Он всегда был здесь чужим, хотя родился в Америке и больше нигде не бывал. Его отец приехал в Калифорнию под липовым именем, прикинувшись сыном соседа, иммигрировавшего за несколько лет до того. Америка – плавильный котел, но Конгресс, в ужасе от того, что расплавленная смесь в котле что-то чересчур пожелтела, запретил въезд китайцам. Впускали только детей тех, кто уже жил в Штатах. Поэтому отец Джеймса взял себе имя соседского сына, утонувшего в реке годом раньше, и переехал к «отцу» в Сан-Франциско. Такова была история почти любого китайского иммигранта со времен Честера А. Артура[10] до конца Второй мировой. Ирландцы, немцы и шведы толпились на палубах пароходов и махали, едва вдали показывался бледно-зеленый факел статуи Свободы, а кули попадали в страну всеобщего равенства другими путями. Те, кто добирался, потом навещали в Китае жен и всякий раз по возвращении праздновали рождение сына. Те, кто в родных деревнях мечтал об иной судьбе, брали себе имена этих мифических сыновей и отправлялись в долгую дорогу за море. Евреи из России, норвежцы и итальянцы на пароме приплывали с острова Эллис на Манхэттен и рассыпались по шоссе и железным дорогам, что вели в Канзас, Небраску и Миннесоту, а китайцы, обманом просочившиеся в Калифорнию, обычно не рыпались. Жизнь этих бумажных сыновей в чайнатаунах была тонка и рвалась легко. Имена у всех фальшивые. Все надеялись, что их не уличат и не вышлют. Все сбивались в кучу, чтобы не выделяться.

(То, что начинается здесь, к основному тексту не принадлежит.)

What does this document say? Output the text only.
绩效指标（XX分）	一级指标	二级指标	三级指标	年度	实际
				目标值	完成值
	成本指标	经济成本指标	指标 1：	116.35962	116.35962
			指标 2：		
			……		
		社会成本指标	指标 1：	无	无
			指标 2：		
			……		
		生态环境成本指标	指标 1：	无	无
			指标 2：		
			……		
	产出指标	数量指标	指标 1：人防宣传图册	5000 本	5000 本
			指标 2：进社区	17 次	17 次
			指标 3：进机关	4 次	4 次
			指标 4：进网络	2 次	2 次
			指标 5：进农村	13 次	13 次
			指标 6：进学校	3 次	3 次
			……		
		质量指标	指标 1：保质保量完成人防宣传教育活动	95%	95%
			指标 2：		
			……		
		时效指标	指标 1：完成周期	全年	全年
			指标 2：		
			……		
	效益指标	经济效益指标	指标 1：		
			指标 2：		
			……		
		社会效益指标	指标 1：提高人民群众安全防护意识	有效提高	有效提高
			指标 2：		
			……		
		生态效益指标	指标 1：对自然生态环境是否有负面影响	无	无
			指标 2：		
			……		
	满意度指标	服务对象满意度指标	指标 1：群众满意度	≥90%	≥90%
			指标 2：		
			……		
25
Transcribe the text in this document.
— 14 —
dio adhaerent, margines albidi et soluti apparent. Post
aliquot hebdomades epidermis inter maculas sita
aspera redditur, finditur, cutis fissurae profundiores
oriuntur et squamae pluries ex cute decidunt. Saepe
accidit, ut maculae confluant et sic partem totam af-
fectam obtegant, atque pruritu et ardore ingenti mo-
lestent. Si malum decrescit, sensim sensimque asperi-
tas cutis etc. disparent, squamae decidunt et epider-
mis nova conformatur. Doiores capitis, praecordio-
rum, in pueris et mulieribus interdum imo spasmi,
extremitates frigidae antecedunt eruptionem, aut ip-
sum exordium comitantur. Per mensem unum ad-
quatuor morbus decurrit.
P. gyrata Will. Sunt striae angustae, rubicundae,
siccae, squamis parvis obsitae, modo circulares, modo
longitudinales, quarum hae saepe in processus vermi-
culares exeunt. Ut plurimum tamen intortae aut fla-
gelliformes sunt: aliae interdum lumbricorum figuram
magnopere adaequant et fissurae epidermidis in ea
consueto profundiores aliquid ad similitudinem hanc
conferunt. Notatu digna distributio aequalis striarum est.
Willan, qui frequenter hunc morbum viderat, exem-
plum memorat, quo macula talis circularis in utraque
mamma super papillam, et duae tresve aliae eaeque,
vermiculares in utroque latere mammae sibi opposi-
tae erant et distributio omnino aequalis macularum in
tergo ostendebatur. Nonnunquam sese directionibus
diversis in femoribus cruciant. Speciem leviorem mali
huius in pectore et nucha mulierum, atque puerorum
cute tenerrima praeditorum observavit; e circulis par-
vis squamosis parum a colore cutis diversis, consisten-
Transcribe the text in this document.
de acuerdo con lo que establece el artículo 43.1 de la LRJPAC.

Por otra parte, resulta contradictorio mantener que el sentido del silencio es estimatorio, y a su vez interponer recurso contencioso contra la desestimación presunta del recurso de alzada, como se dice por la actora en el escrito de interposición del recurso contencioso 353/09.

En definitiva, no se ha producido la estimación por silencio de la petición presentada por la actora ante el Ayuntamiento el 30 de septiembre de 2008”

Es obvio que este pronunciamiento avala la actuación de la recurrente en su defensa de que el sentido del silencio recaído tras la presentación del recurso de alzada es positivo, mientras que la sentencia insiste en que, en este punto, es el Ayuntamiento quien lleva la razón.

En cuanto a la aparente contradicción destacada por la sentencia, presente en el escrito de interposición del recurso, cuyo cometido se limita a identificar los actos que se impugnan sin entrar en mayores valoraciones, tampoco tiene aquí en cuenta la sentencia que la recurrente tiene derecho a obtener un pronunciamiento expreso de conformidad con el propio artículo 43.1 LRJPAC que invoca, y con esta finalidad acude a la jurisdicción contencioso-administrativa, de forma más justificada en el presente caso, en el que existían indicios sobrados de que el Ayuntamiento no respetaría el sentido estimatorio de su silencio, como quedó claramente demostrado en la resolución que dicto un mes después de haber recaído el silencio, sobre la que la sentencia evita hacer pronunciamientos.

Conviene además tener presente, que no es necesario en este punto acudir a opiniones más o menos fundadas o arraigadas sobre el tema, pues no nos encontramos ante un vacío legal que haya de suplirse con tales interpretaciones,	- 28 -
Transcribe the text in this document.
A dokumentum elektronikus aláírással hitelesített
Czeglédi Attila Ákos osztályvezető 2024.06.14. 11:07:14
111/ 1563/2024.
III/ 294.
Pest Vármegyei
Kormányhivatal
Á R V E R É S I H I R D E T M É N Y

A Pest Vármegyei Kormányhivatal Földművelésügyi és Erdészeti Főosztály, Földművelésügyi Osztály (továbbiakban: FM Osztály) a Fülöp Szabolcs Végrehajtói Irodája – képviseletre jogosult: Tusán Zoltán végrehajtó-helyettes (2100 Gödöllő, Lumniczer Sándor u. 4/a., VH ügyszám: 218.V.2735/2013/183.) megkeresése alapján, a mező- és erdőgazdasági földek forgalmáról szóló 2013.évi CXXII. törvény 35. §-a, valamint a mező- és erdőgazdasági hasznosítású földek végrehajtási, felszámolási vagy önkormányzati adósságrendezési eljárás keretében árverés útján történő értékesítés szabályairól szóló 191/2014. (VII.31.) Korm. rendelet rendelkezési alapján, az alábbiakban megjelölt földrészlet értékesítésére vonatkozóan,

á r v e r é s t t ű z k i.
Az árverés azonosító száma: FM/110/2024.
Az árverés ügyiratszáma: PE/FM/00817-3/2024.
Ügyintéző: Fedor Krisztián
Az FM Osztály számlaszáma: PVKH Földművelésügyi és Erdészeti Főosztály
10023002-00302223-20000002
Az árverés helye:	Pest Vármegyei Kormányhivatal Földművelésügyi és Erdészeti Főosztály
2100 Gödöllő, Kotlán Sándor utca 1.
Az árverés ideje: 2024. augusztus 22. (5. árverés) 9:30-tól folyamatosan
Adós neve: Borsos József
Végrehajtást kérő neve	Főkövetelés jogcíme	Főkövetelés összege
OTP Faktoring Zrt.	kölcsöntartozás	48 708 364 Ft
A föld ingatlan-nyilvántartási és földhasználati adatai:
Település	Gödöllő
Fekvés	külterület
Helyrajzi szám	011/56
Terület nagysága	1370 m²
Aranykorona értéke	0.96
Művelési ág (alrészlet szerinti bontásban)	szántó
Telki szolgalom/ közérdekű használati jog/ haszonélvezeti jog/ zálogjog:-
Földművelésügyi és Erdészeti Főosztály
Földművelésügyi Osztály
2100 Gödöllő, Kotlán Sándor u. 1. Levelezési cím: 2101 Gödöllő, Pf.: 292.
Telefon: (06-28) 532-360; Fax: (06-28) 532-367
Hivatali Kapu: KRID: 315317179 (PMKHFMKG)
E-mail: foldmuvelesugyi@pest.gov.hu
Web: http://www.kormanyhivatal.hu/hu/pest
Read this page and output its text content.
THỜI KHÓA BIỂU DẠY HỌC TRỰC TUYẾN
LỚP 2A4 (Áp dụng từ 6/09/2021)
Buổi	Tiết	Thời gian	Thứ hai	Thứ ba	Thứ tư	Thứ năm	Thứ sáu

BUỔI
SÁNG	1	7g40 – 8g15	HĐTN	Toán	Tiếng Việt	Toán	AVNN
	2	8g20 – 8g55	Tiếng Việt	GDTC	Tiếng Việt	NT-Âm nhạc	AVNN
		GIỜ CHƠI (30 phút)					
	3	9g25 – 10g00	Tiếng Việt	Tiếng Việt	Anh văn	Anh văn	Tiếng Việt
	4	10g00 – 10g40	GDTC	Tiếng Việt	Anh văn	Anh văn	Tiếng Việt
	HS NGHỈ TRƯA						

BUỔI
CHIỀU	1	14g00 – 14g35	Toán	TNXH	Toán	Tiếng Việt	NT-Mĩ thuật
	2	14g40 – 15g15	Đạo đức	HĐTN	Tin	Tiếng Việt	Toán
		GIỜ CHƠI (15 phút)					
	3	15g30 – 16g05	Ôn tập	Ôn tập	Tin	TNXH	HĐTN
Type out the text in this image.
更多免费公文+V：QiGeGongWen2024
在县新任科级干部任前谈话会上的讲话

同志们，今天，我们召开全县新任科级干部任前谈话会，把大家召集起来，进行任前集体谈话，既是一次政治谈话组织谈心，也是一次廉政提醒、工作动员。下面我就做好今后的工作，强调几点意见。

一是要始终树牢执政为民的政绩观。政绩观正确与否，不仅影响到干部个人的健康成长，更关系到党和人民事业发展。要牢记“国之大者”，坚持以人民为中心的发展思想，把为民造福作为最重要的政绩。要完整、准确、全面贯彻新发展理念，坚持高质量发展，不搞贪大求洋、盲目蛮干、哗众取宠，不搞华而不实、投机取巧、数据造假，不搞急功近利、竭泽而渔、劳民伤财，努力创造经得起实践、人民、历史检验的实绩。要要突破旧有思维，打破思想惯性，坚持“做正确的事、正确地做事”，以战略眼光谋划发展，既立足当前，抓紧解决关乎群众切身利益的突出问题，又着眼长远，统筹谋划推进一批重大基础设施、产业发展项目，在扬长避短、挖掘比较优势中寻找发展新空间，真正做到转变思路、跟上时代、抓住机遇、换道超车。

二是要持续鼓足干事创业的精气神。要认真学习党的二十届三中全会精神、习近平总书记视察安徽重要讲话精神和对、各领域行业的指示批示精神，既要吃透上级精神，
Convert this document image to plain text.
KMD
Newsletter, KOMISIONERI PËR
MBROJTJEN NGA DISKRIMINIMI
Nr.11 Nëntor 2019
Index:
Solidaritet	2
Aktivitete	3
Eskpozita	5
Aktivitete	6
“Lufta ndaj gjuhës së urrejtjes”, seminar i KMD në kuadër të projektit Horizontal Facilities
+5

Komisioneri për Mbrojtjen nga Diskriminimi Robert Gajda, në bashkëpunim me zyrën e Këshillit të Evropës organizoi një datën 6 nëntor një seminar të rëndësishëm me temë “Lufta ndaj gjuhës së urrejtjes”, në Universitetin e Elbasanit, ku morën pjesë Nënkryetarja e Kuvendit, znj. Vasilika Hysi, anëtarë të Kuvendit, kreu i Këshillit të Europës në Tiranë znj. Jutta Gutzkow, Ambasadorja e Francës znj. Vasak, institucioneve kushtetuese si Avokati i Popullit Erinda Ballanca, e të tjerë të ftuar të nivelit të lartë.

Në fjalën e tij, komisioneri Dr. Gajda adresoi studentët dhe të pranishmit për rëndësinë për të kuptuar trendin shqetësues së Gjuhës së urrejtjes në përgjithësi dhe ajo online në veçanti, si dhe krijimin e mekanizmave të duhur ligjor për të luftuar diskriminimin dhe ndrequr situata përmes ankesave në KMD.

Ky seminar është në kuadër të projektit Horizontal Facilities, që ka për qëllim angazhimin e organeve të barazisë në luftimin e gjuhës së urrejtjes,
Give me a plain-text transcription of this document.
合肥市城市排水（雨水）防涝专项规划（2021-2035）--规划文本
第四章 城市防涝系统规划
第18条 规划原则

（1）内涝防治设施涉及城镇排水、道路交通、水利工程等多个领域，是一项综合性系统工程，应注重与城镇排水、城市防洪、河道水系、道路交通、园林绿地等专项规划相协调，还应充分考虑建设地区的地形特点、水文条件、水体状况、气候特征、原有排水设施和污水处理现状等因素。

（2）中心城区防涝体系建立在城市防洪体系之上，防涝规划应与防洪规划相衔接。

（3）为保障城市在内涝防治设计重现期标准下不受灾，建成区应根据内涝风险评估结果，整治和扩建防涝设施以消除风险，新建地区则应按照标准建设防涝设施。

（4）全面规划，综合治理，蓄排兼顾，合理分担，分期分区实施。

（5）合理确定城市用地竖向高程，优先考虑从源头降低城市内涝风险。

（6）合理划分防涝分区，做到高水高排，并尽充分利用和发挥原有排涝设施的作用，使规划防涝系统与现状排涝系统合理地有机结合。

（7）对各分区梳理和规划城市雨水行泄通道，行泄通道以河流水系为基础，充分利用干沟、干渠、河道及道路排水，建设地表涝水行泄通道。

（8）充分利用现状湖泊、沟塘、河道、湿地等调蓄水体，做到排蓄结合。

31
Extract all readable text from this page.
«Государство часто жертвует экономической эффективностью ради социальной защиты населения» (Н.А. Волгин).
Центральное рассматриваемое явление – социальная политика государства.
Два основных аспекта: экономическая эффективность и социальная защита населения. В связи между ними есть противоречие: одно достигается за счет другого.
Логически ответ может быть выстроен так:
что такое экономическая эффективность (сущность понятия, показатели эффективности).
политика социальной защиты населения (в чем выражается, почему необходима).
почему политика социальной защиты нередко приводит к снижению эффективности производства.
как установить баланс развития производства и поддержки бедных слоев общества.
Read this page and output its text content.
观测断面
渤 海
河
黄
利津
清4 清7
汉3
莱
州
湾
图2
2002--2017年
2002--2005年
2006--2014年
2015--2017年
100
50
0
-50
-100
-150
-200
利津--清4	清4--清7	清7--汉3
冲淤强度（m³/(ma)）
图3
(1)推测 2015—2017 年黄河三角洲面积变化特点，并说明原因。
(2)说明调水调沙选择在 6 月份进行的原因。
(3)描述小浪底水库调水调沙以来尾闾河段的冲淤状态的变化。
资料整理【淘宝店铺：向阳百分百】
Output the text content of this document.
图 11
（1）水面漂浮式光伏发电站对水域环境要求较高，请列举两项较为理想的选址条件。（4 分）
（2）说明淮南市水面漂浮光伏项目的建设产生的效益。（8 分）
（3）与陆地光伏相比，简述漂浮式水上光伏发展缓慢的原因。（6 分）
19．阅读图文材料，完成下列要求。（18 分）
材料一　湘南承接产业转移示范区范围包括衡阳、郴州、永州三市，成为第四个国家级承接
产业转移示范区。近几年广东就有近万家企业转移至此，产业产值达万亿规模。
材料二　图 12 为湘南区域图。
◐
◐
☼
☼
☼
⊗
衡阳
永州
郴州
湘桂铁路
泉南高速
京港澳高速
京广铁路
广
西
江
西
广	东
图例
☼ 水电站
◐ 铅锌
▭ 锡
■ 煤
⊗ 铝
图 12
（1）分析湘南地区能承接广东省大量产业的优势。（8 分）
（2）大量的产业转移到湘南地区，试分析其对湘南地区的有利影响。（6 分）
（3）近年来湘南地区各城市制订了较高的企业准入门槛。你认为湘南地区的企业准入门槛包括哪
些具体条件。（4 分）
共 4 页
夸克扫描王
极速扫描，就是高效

Но родители Джеймса предпочли рыпаться. В 1938-м, когда Джеймсу было шесть, отец получил письмо от бумажного брата – едва грянула Депрессия, тот уехал на восток искать работу. «Брат» писал, что его взяли смотрителем и разнорабочим в маленькую школу-пансион в Айове. А теперь его (настоящая, небумажная) мать заболела, он возвращается в Китай, и начальство спрашивает, нет ли у него надежных друзей на замену. Они тут любят китайцев, писал «брат», считают, что мы тихие, трудолюбивые и опрятные. Хорошая работа, весьма престижная школа. Жене, может, найдется место в школьной столовой. Интересует?
Джеймс не умел читать по-китайски, но на всю жизнь запомнил последний абзац этого письма – перьевой ручкой нацарапанную каллиграфию, над которой родители задумались. Для детей сотрудников, писал «брат», особые условия. Если сдадут вступительный экзамен, учатся бесплатно.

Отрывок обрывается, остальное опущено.